Transport for the North calls for more to be done to compensate rail passengers

[T]ransport for the North’s board met today and agreed with the Department for Transport to an initial package to compensate season ticket holders in the areas of the North that have been worst affected by rail disruption.

But board members also called for more to be done to recompense others who have been affected, including regular rail travellers who do not hold season tickets.

Transport for the North recommended that:

  • Season ticket holders in the areas worst affected by extended rail disruption receive compensation equivalent to the cost of four weeks’ worth of travel
  • Season ticket holders in other areas affected since the timetable change on 20th May receive compensation equivalent to the cost of one week’s worth of travel
  • A marketing campaign be funded to promote areas where tourism has been severely affected by rail disruption

The Board asked officers to continue work on proposals to compensate regular rail users who do not hold season tickets.

Travellers on Northern services on routes in Lancashire, Cumbria and Greater Manchester have suffered disruption over a long period of time due to delays to improve the line between Manchester and Blackpool and many cancellations and delays following the implementation of a new timetable on 20 May. Weekly, monthly and annual season ticket holders who held tickets for the period affected will receive a refund equivalent to the cost of four weeks’ travel.

Season ticket holders on both Northern and TransPennine Express services on the worst affected routes elsewhere in the North who have suffered disruption since the introduction of the new May timetable will receive a refund equivalent to a week’s worth of travel.

The package agreed at today’s meeting will also include a marketing campaign to promote tourist hotspots such as the Lake District and Blackpool which have been adversely affected by the rail disruption.

It is expected that the agreed compensation scheme will be implemented rapidly, following agreement from the Rail North Partnership, and will be delivered directly by the train operating companies. This compensation is on top of the pre-existing delay repay scheme and will also apply to season ticket holders who hold multi-modal travel tickets. Further details will be released by the Train Operating Companies.

John Cridland, Chairman of Transport for the North, said, “We know that the past few months have been very frustrating for many northerners, with those who regularly travel by train being heavily affected. The Transport for the North board has been pressing the rail industry to adequately compensate those who have suffered the most. I’m delighted that we are now able to start doing this but there is still more work to be done.

“Compensation for season ticket holders will be administered directly by the train operating companies, with Northern and TransPennine Express due to announce details of how people can claim very soon.”
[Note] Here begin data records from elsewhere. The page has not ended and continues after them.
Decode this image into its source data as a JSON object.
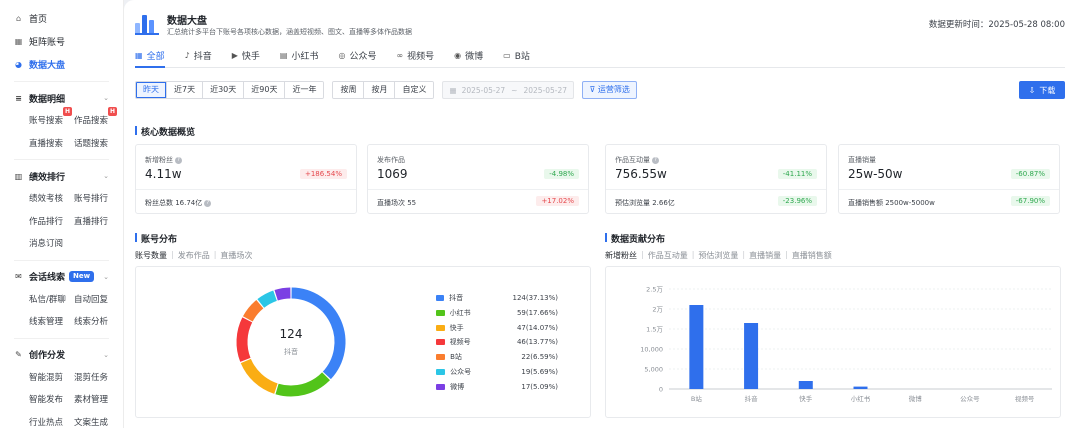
{
  "sidebar": {
    "top": [
      {
        "label": "首页",
        "icon": "home-icon",
        "active": false
      },
      {
        "label": "矩阵账号",
        "icon": "grid-icon",
        "active": false
      },
      {
        "label": "数据大盘",
        "icon": "pie-chart-icon",
        "active": true
      }
    ],
    "groups": [
      {
        "label": "数据明细",
        "icon": "list-icon",
        "chevron": true,
        "rows": [
          [
            {
              "label": "账号搜索",
              "hot": "H"
            },
            {
              "label": "作品搜索",
              "hot": "H"
            }
          ],
          [
            {
              "label": "直播搜索"
            },
            {
              "label": "话题搜索"
            }
          ]
        ]
      },
      {
        "label": "绩效排行",
        "icon": "bar-chart-icon",
        "chevron": true,
        "rows": [
          [
            {
              "label": "绩效考核"
            },
            {
              "label": "账号排行"
            }
          ],
          [
            {
              "label": "作品排行"
            },
            {
              "label": "直播排行"
            }
          ],
          [
            {
              "label": "消息订阅"
            }
          ]
        ]
      },
      {
        "label": "会话线索",
        "icon": "chat-icon",
        "chevron": true,
        "badge": "New",
        "rows": [
          [
            {
              "label": "私信/群聊"
            },
            {
              "label": "自动回复"
            }
          ],
          [
            {
              "label": "线索管理"
            },
            {
              "label": "线索分析"
            }
          ]
        ]
      },
      {
        "label": "创作分发",
        "icon": "edit-icon",
        "chevron": true,
        "rows": [
          [
            {
              "label": "智能混剪"
            },
            {
              "label": "混剪任务"
            }
          ],
          [
            {
              "label": "智能发布"
            },
            {
              "label": "素材管理"
            }
          ],
          [
            {
              "label": "行业热点"
            },
            {
              "label": "文案生成"
            }
          ]
        ]
      }
    ]
  },
  "header": {
    "title": "数据大盘",
    "subtitle": "汇总统计多平台下账号各项核心数据，涵盖短视频、图文、直播等多体作品数据",
    "updated": "数据更新时间：2025-05-28 08:00"
  },
  "tabs": [
    {
      "label": "全部",
      "icon": "grid-icon",
      "active": true
    },
    {
      "label": "抖音",
      "icon": "douyin-icon"
    },
    {
      "label": "快手",
      "icon": "kuaishou-icon"
    },
    {
      "label": "小红书",
      "icon": "xiaohongshu-icon"
    },
    {
      "label": "公众号",
      "icon": "wechat-icon"
    },
    {
      "label": "视频号",
      "icon": "channels-icon"
    },
    {
      "label": "微博",
      "icon": "weibo-icon"
    },
    {
      "label": "B站",
      "icon": "bilibili-icon"
    }
  ],
  "filters": {
    "range": [
      {
        "label": "昨天",
        "active": true
      },
      {
        "label": "近7天"
      },
      {
        "label": "近30天"
      },
      {
        "label": "近90天"
      },
      {
        "label": "近一年"
      }
    ],
    "granularity": [
      {
        "label": "按周"
      },
      {
        "label": "按月"
      },
      {
        "label": "自定义"
      }
    ],
    "date_start": "2025-05-27",
    "date_sep": "~",
    "date_end": "2025-05-27",
    "ops_label": "运营筛选",
    "download_label": "下载"
  },
  "core": {
    "title": "核心数据概览",
    "cards": [
      {
        "label": "新增粉丝",
        "help": true,
        "value": "4.11w",
        "change": "+186.54%",
        "dir": "up",
        "sub_label": "粉丝总数 16.74亿",
        "sub_help": true,
        "sub_change": "",
        "sub_dir": ""
      },
      {
        "label": "发布作品",
        "help": false,
        "value": "1069",
        "change": "-4.98%",
        "dir": "down",
        "sub_label": "直播场次 55",
        "sub_help": false,
        "sub_change": "+17.02%",
        "sub_dir": "up"
      },
      {
        "label": "作品互动量",
        "help": true,
        "value": "756.55w",
        "change": "-41.11%",
        "dir": "down",
        "sub_label": "预估浏览量 2.66亿",
        "sub_help": false,
        "sub_change": "-23.96%",
        "sub_dir": "down"
      },
      {
        "label": "直播销量",
        "help": false,
        "value": "25w-50w",
        "change": "-60.87%",
        "dir": "down",
        "sub_label": "直播销售额 2500w-5000w",
        "sub_help": false,
        "sub_change": "-67.90%",
        "sub_dir": "down"
      }
    ]
  },
  "account_dist": {
    "title": "账号分布",
    "subtabs": [
      {
        "label": "账号数量",
        "active": true
      },
      {
        "label": "发布作品"
      },
      {
        "label": "直播场次"
      }
    ],
    "center_value": "124",
    "center_label": "抖音"
  },
  "contrib": {
    "title": "数据贡献分布",
    "subtabs": [
      {
        "label": "新增粉丝",
        "active": true
      },
      {
        "label": "作品互动量"
      },
      {
        "label": "预估浏览量"
      },
      {
        "label": "直播销量"
      },
      {
        "label": "直播销售额"
      }
    ]
  },
  "chart_data": [
    {
      "type": "pie",
      "title": "账号分布",
      "series": [
        {
          "name": "抖音",
          "value": 124,
          "label": "124(37.13%)",
          "color": "#3b82f6"
        },
        {
          "name": "小红书",
          "value": 59,
          "label": "59(17.66%)",
          "color": "#52c41a"
        },
        {
          "name": "快手",
          "value": 47,
          "label": "47(14.07%)",
          "color": "#faad14"
        },
        {
          "name": "视频号",
          "value": 46,
          "label": "46(13.77%)",
          "color": "#f5383b"
        },
        {
          "name": "B站",
          "value": 22,
          "label": "22(6.59%)",
          "color": "#fa7d2e"
        },
        {
          "name": "公众号",
          "value": 19,
          "label": "19(5.69%)",
          "color": "#2bc6e6"
        },
        {
          "name": "微博",
          "value": 17,
          "label": "17(5.09%)",
          "color": "#7b3fe4"
        }
      ]
    },
    {
      "type": "bar",
      "title": "数据贡献分布",
      "categories": [
        "B站",
        "抖音",
        "快手",
        "小红书",
        "微博",
        "公众号",
        "视频号"
      ],
      "values": [
        21000,
        16500,
        2000,
        600,
        0,
        0,
        0
      ],
      "yticks": [
        "0",
        "5,000",
        "10,000",
        "1.5万",
        "2万",
        "2.5万"
      ],
      "ylim": [
        0,
        25000
      ],
      "grid": true,
      "color": "#2f6fec"
    }
  ]
}
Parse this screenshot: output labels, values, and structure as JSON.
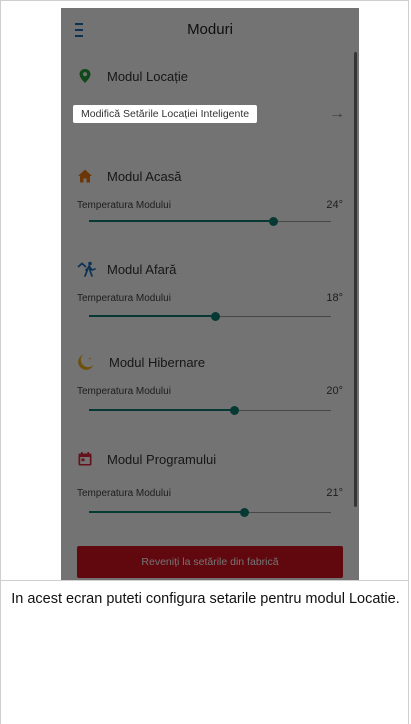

Other items discussed at the Transport for the North Board meeting, which was held in public at Manchester Town Hall, included the findings of the public consultation into the draft Strategic Transport Plan, the terms of reference for the Joint Review into the Rail North Partnership and the appointment of Transport for the North vice-chairs. Cllr Ian Gillies of City of York Council and Cllr Samantha Dixon of Cheshire West and Chester Council were elected vice-chairs of Transport for the North.

The Review into the Rail North Partnership, which is being co-chaired by Cllr Judith Blake of Leeds City Council and Minister of State for Transport Jo Johnson MP, will be discussed at the next Transport for the North board meeting in September.